The city believes it can enforce the site’s cleanliness to higher standards after Everett went through a lengthy site planning process during 2012. Kimberly-Clark, in the past, pointed to the state Department of Ecology as the true rulemaker on toxicity, not the city, but also indicated promises to clean up the site.
The city’s original deadline for Kimberly-Clark to lay topsoil and grass was April 15. It was then extended to June 15. The work was never done.
“We have not been able to resolve our differences,” city spokeswoman Meghan Pembroke said. “Our concern is that these are two things that they were obligated to.”

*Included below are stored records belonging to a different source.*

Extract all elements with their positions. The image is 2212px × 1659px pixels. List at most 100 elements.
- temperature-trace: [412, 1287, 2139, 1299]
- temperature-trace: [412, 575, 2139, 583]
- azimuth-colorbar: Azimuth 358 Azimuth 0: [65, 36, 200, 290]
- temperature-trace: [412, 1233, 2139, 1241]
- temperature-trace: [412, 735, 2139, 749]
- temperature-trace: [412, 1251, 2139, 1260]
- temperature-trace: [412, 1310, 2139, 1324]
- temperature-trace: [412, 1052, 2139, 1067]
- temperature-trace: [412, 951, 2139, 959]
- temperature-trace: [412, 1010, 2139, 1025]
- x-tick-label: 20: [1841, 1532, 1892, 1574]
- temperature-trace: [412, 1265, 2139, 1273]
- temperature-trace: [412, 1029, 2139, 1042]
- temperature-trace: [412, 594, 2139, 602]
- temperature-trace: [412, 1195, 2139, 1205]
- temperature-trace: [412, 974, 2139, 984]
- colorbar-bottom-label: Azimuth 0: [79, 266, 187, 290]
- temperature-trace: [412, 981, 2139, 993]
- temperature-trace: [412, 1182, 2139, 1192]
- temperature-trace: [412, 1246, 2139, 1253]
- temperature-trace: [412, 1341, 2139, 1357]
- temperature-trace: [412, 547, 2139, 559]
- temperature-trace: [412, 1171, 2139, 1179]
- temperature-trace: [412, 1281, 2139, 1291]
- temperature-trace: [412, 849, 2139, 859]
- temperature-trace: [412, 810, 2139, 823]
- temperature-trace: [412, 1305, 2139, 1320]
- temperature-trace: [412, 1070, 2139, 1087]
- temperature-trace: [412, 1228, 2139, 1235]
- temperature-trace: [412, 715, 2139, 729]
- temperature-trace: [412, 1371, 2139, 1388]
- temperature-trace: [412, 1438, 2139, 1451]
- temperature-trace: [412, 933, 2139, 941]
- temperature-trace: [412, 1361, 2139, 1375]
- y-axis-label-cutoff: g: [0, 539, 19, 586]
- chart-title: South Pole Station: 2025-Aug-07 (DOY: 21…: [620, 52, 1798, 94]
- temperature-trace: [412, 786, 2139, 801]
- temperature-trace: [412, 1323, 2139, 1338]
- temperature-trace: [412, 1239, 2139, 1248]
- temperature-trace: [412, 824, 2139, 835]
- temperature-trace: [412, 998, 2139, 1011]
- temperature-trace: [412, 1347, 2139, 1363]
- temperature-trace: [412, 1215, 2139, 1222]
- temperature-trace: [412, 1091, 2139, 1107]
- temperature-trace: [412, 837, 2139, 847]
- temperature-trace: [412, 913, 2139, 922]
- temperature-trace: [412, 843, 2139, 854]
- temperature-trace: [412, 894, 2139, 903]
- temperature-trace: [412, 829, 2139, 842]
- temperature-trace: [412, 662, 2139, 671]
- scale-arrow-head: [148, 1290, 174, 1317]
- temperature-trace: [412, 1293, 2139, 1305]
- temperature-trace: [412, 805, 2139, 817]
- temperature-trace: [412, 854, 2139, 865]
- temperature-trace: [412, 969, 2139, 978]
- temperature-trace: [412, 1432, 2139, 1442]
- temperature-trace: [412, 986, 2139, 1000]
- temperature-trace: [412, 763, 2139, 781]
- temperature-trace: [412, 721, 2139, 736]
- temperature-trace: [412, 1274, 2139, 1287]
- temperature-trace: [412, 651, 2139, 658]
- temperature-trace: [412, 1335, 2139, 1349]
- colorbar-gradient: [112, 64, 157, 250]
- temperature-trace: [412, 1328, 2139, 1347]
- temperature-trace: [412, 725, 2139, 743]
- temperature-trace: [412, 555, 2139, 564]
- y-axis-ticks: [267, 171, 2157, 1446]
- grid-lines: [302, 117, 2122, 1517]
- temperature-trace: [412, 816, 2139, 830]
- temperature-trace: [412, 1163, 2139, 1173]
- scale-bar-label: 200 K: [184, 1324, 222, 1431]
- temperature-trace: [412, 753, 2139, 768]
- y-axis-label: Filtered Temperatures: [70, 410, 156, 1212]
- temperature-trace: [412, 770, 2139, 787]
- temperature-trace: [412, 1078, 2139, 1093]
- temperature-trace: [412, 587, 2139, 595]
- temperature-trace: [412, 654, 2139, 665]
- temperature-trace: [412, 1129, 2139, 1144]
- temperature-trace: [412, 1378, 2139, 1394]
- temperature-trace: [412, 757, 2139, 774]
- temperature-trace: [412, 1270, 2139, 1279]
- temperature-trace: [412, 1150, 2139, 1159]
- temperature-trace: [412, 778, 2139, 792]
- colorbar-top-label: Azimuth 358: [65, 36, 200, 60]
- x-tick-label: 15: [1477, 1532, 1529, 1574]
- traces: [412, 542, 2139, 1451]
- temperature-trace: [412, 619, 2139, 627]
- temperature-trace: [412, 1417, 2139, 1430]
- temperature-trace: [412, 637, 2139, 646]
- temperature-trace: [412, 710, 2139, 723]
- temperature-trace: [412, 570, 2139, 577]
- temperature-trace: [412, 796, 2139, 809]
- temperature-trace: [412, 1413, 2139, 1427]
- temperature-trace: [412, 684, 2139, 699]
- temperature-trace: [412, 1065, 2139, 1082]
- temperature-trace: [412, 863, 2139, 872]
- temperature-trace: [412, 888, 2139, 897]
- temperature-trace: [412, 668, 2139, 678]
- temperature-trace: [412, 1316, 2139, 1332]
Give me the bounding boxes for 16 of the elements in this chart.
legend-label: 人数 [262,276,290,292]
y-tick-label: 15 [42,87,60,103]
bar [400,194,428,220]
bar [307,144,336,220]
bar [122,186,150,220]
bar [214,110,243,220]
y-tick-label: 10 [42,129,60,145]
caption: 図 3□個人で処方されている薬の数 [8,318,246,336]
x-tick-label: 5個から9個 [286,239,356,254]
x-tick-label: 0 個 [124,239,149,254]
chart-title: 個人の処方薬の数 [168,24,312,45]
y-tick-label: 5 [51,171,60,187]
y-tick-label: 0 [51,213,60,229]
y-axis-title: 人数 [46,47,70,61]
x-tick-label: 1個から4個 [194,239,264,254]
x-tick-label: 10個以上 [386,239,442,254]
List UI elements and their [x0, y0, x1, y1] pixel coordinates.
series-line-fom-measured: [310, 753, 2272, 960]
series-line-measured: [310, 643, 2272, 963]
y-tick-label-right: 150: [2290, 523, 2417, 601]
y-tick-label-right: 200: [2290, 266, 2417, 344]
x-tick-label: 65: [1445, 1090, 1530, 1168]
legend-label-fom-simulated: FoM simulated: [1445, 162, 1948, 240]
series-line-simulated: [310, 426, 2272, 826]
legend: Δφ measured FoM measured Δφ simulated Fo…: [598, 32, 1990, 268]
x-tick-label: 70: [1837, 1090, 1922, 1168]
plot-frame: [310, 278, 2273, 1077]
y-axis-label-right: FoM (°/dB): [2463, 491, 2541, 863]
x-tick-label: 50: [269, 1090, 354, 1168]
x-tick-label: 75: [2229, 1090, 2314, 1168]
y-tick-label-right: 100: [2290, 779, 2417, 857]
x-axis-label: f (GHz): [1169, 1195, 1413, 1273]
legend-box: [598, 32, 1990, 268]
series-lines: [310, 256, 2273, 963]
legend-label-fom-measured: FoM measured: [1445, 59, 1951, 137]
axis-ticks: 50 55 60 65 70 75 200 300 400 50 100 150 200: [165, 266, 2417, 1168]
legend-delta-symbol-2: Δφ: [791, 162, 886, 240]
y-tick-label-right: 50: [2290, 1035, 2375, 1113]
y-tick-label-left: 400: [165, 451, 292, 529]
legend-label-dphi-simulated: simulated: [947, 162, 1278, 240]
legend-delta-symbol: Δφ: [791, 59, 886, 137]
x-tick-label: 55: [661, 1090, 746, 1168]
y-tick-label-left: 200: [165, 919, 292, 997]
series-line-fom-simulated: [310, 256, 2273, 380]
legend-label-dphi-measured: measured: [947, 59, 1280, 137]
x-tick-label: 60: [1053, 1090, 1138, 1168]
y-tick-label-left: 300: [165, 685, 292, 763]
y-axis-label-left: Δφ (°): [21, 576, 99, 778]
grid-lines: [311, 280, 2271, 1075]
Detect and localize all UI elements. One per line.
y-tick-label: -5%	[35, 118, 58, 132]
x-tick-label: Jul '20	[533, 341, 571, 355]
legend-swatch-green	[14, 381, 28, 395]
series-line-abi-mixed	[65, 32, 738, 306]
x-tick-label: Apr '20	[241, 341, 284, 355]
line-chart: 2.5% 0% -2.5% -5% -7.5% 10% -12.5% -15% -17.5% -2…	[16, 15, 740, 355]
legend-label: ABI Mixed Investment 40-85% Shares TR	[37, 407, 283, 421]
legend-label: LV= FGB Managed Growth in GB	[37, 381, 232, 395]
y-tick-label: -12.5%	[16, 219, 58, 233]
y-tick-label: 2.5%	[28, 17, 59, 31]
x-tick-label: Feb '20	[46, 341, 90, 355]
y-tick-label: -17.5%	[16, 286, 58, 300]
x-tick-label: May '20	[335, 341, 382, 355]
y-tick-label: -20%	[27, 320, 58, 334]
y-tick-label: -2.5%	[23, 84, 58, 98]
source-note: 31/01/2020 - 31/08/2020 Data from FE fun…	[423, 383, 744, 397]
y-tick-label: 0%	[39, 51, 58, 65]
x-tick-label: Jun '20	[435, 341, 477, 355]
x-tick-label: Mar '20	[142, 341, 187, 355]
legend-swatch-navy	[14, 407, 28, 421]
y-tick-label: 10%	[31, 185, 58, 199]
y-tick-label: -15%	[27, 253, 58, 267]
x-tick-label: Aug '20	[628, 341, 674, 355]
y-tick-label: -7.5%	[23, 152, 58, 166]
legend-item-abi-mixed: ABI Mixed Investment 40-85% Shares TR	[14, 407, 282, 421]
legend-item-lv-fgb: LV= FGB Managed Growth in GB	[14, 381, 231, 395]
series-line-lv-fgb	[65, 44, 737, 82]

Kimberly-Clark says that topsoil and grass would not be a better covering for the site than the crushed concrete that is currently in place. Their environmental engineers have said that topsoil could wash into the waterway.
Kimberly-Clark spokesman Bob Brand said the crushed concrete is both permeable and stable. The concrete came from the demolition remnants of the former mill buildings.
“There’s no safety issue,” he said. “As the owner of the property, we have a responsibility and a right to do what we think is best.”
The city rejected the proposal to use crushed concrete as a cover in the area in a letter dated August 20, 2013. According to the letter, much of the concrete used in the area is contaminated and does not meet the unrestricted cleanup standard. It does, however, meet the industrial cleanup standard.
“We want them to uphold their obligation,” Pembroke said.
Brand said there is also a possibility that whoever buys the property will remove the topsoil and grass before building something on the site. Bringing topsoil onto the site means truckloads of dirt would be hauled through the city.
“We’re disappointed that (the city of Everett) would take the approach they’re taking,” Brand said. “We’re surprised by it, but we will defend ourselves if we have to.”
The next step for the city is to file the lawsuit, which Pembroke said will likely occur within the next month.